When I was Puerto Rican

Almost a Woman
by Esmeralda Santiago

Vintage, 1993. ISBN 0679756760;
Vintage, 1998. ISBN 037570521X.
Reviewed by Judith Helburn
Posted on 08/10/2003

Nonfiction: Memoir; Teen/Girls; Nonfiction: Cultural/Gender Focus

A few months ago, when I was in Puerto Rico, I missed an opportunity to meet Ms. Santiago, and now that I have read two of her books, I very much regret it.

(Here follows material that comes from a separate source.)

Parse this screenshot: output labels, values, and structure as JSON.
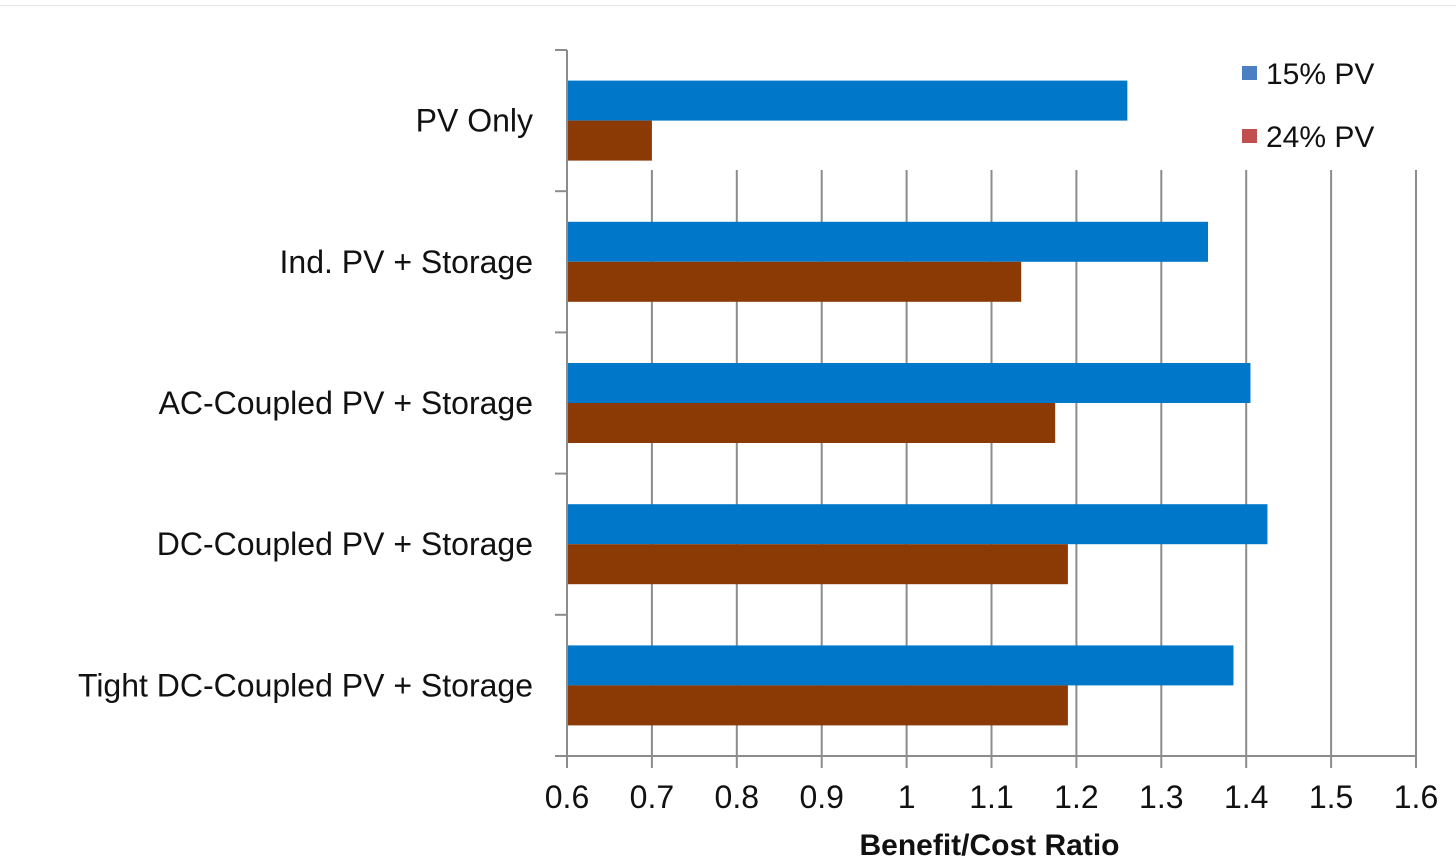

When I was Puerto Rican is a coming-of-age memoir which takes place in rural Puerto Rico. Ms. Santiago writes of loving/feuding parents and an increasingly large number of younger siblings with candor, spirit and love. I learned of local customs, ingenious methods of surviving poverty, and how relationships between siblings are the same no matter where people live and in what circumstances.

Ms. Santiago, a Harvard graduate, finds herself entering puberty and New York City about the same time. She sets about learning English and growing up with the same drive and enthusiasm. After only a few months, she finds herself the spokesperson for her family while, paradoxically, under the strict rule of a strong, unorthodox [working] woman who succumbs to her heart and tells her daughter to "do as I say, not as I do."

Her first day of school in New York gives a taste of this strong young woman.

"Meester Grant," I said, seizing the moment. "I go eight gray six mons. Eef I no lern inglish, I go seven gray. Okay?"
"That's not the way we do things here," he said, hesitating.
"I good studen. I lern queek. You see notes." I pointed to the A's in my report card. "I pass seven gray."
So we made a deal.

Almost a Woman continues Esmeralda's saga as she proves herself bright enough to transfer to New York's Performing Arts High School and discovers how differently others can live. She writes of her blossoming physically, intellectually and artistically using her second language with lyricism and skill. And she writes poignantly of her inevitable loosening of family bonds and her growing independence.

Santiago captures the chaos and warmth of barrio living as well as the struggle to both retain elements and move beyond. She leaves the reader with a greater understanding of immigrant life through her use of detail and humor. These are good books for both the young and the mature woman.